Low commissions (or budget agents as they are sometimes referred to) are not a good sign; they have to take on a lot of properties to reach a certain level of profitability and you can expect little, if any, service as a result. In this case, what seemed as the outset to be a bargain may ultimately cost you much more than you planned to spend in money, time and stress.
If you are paying a higher commission, you have the right to complain about poor service from your agent (and then negotiate a lower fee if you feel necessary)
If you have a discounted rate, it is much harder to complain. What does a low fee say about the agent’s confidence and negotiating skills? I would rather pay just that little bit more for an agent that I know was going to perform, stick up or me, and negotiate a higher sale price.
Here is an example of how you can check to see if the agent is worth the investment.
Ask each agent you speak to, what their average asking price achieved is. This is key to working out what your return on investment is and it is always different from agent to agent.
- Agent One: Charges 1% +VAT and on average, achieves 94% of the marketing price.
- Agent Two: Charges 2% +VAT and on average, achieves 97% of the marketing price.
- Agent Three: Charges 1.25% +VAT and on average, achieves 95% of the marketing price.
Now let’s assume they all value your property at £400,000. Who is offering the best value for money here?
- Agent One: Fee= £4,800. Price Achieved: £376,000. Total walkway price for you: £371,200.
- Agent Two: Fee= £9,600. Price Achieved: £388,000. Total walkway price for you: £378,400.
- Agent Three: Fee= £6,000. Price Achieved: £380,000. Total walkway price for you: £374,000.
So despite Agent One being £4,800 cheaper than Agent Two, the vendor would actually be £7,200 better off with Agent Two.
This is such a simple exercise that you can do on a valuation and it will also give you a good opportunity to see if the agent in front of you knows anything about their own business or what they can offer their clients.
You may also find that some agents charge a fixed fee.
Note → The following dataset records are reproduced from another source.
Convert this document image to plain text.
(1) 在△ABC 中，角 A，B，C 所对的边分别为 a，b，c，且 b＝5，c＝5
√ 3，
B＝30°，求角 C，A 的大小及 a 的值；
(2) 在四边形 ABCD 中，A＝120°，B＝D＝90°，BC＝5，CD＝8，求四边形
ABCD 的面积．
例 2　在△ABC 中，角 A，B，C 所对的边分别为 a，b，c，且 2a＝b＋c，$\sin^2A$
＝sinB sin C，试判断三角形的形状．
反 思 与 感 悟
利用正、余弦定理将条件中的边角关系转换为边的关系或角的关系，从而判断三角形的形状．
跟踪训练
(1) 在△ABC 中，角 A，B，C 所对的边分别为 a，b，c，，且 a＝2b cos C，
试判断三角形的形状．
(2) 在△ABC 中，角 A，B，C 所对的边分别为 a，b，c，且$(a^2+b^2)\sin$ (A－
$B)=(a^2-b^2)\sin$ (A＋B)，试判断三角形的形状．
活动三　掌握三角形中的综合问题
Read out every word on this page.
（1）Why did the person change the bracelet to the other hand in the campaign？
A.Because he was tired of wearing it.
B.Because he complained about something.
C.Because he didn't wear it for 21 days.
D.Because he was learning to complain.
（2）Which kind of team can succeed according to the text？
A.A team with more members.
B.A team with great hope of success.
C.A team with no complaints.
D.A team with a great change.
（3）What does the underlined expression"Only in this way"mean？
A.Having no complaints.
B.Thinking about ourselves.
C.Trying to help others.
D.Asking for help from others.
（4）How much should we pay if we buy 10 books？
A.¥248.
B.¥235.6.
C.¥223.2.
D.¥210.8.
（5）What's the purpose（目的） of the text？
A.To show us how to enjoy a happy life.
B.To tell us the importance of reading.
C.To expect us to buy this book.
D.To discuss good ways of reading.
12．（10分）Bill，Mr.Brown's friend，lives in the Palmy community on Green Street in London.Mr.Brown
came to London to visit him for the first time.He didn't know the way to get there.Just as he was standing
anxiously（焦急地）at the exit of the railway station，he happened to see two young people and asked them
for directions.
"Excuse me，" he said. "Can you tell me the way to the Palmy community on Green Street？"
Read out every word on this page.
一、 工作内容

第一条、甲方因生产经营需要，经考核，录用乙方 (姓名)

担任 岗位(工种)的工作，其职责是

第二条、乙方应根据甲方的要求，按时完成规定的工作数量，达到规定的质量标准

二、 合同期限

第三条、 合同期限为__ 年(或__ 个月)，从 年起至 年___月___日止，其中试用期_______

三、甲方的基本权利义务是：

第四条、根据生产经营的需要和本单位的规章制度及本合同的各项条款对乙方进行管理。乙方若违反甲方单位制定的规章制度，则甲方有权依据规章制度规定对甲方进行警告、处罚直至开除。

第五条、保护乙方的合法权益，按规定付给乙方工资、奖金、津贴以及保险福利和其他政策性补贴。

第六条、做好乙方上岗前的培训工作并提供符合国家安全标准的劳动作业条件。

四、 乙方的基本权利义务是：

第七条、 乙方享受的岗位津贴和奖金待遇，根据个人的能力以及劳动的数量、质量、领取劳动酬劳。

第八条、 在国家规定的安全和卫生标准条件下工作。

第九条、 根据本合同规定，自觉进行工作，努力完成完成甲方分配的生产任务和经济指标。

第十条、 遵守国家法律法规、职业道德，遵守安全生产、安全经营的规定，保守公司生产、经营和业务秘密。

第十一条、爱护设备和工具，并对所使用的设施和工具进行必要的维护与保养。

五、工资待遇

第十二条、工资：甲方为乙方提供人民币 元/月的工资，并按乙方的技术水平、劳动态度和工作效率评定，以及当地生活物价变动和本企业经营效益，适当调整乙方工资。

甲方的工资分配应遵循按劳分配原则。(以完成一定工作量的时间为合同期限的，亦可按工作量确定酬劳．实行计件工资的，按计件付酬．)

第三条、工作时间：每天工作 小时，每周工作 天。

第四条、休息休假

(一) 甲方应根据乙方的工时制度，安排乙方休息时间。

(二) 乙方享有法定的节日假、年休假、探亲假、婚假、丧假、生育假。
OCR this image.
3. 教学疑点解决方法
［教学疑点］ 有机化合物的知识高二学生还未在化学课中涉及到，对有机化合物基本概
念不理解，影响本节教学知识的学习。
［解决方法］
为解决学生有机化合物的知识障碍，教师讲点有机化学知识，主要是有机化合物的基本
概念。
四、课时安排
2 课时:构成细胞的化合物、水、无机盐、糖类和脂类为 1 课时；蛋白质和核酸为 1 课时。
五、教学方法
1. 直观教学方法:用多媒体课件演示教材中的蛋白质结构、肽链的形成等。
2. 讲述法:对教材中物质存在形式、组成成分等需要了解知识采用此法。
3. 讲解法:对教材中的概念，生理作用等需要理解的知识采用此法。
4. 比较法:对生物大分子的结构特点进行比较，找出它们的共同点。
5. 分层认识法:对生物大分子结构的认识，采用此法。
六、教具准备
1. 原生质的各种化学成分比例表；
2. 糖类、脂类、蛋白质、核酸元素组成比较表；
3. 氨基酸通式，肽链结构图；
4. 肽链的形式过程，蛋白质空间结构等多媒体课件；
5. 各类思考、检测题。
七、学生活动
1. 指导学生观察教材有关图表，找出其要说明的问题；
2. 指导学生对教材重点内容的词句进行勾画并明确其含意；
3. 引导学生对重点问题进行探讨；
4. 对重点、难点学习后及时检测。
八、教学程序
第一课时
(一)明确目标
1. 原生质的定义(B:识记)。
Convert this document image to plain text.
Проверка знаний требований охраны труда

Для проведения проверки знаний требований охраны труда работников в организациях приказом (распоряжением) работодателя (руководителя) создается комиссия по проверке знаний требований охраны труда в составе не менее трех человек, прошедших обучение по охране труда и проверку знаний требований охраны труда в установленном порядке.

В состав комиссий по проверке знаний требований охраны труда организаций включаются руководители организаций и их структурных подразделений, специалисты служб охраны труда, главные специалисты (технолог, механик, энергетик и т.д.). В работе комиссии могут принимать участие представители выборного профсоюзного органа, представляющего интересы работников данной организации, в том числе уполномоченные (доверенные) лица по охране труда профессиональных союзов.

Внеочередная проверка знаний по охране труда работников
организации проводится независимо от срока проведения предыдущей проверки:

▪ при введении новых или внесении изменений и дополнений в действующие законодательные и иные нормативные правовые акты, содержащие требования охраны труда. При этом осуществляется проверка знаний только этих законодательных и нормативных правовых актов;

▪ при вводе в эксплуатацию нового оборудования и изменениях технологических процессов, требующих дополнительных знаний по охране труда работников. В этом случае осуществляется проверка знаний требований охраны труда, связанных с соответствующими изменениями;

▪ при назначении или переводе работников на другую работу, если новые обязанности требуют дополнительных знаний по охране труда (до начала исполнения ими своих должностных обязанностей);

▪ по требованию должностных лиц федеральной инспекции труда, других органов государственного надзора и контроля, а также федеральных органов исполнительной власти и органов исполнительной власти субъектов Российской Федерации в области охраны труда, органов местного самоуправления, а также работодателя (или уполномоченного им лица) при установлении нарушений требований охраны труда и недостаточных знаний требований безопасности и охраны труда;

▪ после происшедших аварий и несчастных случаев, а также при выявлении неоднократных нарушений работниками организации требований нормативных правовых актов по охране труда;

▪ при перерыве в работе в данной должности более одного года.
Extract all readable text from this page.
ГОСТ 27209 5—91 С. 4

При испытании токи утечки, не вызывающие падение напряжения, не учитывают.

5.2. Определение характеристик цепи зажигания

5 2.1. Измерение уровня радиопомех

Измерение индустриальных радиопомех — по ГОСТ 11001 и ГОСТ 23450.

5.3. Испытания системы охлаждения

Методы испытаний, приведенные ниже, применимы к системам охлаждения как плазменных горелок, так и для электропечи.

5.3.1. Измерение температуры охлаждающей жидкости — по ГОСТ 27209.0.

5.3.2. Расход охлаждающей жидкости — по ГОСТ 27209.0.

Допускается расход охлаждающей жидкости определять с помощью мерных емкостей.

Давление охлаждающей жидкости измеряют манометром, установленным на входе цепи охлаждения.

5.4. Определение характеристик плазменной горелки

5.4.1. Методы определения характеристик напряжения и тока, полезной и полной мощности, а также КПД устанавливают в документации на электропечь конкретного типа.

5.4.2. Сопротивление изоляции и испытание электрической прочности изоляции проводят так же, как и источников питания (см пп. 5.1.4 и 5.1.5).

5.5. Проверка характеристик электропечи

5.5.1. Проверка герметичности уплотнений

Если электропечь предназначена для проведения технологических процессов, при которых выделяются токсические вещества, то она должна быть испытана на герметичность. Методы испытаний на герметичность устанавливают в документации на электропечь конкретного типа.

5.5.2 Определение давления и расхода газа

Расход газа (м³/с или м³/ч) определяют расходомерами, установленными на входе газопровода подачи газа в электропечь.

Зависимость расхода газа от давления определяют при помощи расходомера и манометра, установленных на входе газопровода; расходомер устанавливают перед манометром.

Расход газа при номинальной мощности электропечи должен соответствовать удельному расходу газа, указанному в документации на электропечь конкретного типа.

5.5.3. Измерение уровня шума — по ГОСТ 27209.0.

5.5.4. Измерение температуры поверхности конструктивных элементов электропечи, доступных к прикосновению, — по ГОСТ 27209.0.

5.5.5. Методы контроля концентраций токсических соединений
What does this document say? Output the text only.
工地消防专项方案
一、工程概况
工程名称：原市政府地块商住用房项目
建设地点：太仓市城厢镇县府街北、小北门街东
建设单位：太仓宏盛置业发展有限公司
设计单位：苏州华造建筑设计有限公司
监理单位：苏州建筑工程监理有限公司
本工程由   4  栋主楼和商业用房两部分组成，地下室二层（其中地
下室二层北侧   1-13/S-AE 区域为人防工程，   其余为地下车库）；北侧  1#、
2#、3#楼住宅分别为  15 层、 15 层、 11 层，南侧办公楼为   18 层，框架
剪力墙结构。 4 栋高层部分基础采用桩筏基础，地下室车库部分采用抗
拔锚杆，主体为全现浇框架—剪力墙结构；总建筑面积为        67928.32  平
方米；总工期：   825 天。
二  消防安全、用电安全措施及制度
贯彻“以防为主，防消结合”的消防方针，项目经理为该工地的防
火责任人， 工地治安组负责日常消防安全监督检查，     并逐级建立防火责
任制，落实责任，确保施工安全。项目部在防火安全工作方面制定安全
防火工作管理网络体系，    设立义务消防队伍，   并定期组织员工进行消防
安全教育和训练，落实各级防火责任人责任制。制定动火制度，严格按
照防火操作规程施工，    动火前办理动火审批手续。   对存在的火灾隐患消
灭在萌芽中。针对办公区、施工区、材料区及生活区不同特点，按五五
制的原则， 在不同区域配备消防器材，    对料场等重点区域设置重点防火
This is okay too, and don’t feel disheartened and think they are not motivated to achieve you the best price because it is not based on the final price achieved, any professional, quality agent will want to achieve the best price possible so you walk away from this journey feeling like you’ve had good value for money and are happy to recommend their services.
Remember, using a cheaper agent will not always save you money, in fact it can cost you thousands – but make sure that you understand the value and convenience that is being offered to you.